Pokok-pokok Perubahan Perpajakan di UU Cipta Kerja, Simak Penjelasannya!
Utama

Pokok-pokok Perubahan Perpajakan di UU Cipta Kerja, Simak Penjelasannya!

Setidaknya terdapat 18 perubahan yang dilakukan oleh pemerintah di sektor perpajakan dalam UU Ciptaker.

Oleh:
Fitri Novia Heriani
Bacaan 4 Menit
Sidang paripurna DPR yang menyetujui RUU Cipta Kerja menjadi undang-undang, Senin (5/10). Foto: RES
Sidang paripurna DPR yang menyetujui RUU Cipta Kerja menjadi undang-undang, Senin (5/10). Foto: RES

Direktur Jenderal Pajak (Dirjen Pajak) Suryo Utomo menyebut bahwa setidaknya ada empat peran dari sektor pajak untuk memperbaiki kemudahan berusaha di Indonesia. Empat peran dimaksud yakni meningkatkan pendanaan investasi, mendorong kepatuhan wajib pajak dan wajib bayar secara sukarela, meningkatkan kepastian hukum, dan menciptakan iklim berusaha di dalam negeri.
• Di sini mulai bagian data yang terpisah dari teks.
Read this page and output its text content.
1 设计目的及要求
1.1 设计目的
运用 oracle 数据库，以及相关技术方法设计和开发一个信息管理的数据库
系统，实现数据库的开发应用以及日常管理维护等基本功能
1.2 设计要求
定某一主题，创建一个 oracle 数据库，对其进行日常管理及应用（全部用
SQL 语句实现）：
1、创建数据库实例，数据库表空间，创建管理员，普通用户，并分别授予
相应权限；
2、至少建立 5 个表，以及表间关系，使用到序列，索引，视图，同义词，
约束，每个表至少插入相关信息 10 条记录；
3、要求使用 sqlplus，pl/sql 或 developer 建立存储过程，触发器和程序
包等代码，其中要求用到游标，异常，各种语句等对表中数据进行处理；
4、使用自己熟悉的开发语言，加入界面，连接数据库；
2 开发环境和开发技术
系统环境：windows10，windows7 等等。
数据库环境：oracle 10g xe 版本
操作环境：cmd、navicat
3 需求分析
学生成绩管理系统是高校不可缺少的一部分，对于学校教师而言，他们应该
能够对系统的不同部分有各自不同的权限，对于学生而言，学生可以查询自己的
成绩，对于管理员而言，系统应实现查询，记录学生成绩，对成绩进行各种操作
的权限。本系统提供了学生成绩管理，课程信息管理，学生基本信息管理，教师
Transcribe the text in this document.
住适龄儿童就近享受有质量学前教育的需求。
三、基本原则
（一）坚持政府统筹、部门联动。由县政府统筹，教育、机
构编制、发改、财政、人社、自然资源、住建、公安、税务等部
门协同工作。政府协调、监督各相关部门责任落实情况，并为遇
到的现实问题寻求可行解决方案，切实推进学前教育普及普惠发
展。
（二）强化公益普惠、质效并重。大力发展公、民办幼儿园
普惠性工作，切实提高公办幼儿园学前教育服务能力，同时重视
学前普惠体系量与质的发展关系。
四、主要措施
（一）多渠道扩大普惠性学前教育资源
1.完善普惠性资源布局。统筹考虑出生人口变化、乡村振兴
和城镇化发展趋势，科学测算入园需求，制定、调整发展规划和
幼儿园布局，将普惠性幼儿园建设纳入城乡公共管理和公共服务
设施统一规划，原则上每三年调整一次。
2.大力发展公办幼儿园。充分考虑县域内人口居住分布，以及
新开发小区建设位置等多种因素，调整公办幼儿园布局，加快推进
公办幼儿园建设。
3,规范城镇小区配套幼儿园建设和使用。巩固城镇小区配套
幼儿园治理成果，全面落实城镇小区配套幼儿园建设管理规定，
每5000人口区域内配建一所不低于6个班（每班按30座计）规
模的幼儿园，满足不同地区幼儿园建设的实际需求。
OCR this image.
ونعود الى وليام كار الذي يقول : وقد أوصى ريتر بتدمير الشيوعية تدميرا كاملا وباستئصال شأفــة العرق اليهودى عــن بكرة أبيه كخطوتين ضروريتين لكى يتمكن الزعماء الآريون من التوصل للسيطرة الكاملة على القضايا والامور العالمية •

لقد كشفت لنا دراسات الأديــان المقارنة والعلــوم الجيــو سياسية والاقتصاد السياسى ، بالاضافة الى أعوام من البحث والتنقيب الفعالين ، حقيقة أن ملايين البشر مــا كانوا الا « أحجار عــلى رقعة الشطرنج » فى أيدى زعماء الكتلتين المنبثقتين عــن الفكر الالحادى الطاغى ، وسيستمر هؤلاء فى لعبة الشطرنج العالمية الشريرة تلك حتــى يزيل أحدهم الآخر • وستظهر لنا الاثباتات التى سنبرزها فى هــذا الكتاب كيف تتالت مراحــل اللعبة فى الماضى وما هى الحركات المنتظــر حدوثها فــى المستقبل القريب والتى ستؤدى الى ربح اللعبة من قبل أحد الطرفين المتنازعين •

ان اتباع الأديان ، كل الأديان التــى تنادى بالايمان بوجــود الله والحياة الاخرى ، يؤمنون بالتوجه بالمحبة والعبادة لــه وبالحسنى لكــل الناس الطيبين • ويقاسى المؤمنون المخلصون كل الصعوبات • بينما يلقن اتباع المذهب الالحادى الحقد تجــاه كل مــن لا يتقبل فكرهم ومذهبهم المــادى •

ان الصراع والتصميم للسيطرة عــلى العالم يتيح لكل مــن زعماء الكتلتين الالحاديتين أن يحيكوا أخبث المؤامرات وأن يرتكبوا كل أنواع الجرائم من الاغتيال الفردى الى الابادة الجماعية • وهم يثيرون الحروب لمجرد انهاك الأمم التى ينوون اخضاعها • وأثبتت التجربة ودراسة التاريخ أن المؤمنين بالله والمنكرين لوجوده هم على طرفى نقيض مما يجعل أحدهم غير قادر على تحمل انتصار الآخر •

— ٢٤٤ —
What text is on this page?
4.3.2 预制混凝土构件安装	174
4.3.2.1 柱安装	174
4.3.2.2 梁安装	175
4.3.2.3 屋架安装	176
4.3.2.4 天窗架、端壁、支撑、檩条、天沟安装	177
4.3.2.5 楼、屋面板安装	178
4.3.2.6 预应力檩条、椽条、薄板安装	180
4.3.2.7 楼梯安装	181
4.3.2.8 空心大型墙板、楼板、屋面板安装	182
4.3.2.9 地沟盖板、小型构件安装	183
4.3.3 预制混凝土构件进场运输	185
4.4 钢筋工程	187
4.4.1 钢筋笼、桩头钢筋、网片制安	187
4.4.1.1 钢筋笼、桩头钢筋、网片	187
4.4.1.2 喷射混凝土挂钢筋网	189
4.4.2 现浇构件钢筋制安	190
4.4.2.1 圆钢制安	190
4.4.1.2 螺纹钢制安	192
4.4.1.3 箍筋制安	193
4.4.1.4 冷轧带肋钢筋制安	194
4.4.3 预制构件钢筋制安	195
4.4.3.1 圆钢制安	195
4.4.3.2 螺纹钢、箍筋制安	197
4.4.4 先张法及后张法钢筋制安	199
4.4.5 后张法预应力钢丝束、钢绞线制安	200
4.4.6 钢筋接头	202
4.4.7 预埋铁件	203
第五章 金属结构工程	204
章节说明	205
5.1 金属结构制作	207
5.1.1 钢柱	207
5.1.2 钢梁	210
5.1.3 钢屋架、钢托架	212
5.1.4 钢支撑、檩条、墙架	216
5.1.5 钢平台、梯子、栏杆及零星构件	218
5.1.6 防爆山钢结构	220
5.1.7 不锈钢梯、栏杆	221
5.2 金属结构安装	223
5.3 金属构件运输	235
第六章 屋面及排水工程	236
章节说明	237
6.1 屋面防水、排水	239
Suryo menyebutkan untuk merealiasikan empat tujuan tersebut, setidaknya terdapat 18 perubahan yang dilakukan oleh pemerintah di sektor perpajakan dalam UU Ciptaker. Apa saja?Simak penjelasannya.

Pertama, pengaturan sektor perpajakan untuk meningkatkan pendanaan investasi. Terdapat lima perubahan yakni penghapusan PPh atas Dividen dari dalam negeri, penghasilan tertentu (termasuk Dividen) dari Luar Negeri tidak dikenakan PPh sepanjang diinvestasikan di Indonesia, non-objek PPh atas bagian laba/SHU koperasi dan dana haji yang dikelola BPKH (Badan Pengelola Keuangan Haji), ruang untuk Penyesuaian Tarif PPh Pasal 26 atas Bunga, dan penyertaan modal dalam bentuk aset (imbreng) tidak terutang PPN.

“Dividen yang diterima oleh WP Orang Pribadi Dalam Negeri, sepanjang diinvestasikan di wilayah NKRI, atau WP Badan Dalam Negeri, tidak dikenai PPh,” kata Suryo dalam Konferensi Pers secara daring, Senin (12/10). (Baca: Ramai-ramai Menuntut Transparansi Naskah UU Cipta Kerja)

Hukumonline.com

Kedua, mendorong kepatuhan wajib pajak dan wajib bayar secara sukarela. Dalam bagian ini, terdapat dua hal yang diatur yakni relaksasi Hak Pengkreditan Pajak Masukan (PM) bagi Pengusaha Kena Pajak (PKP), dan pengaturan ulang terkait sanksi administratif pajak, serta imbalan bunga.

Hukumonline.com

Ketiga, kebijakan sektor perpajakan terkait kepastian hukum. Pada bagian ini, pemerintah melakukan beberapa perubahan yakni penentuan Subjek Pajak Orang Pribadi: a. WNI maupun WNA tinggal > 183 hari di Indonesia menjadi Subjek Pajak DN, b. Pengenaan PPh bagi WNA yang merupakan Subjek Pajak DN dengan keahlian tertentu hanya atas penghasilan dari Indonesia, c. WNI berada di Indonesia < 183 hari dapat menjadi Subjek Pajak LN dengan syarat tertentu, penyerahan batu bara termasuk penyerahan BKP, konsinyasi bukan termasuk penyerahan BKP, non-objek PPh atas sisa lebih dana Badan Sosial & Badan Keagamaan (sebagaimana Lembaga Pendidikan), pidana Pajak yang telah diputus tidak lagi diterbitkan ketetapan pajak, penerbitan STP daluwarsa 5 tahun, dan STP dapat diterbitkan untuk menagih imbalan bunga yang seharusnya tidak diberikan.

Hukumonline.com

Keempat, perubahan aturan perpajakan untuk menciptakan keadilan iklim berusaha di dalam negeri yakni dengan pencantuman NIK pembeli yang tidak memiliki NPWP dalam Faktur Pajak.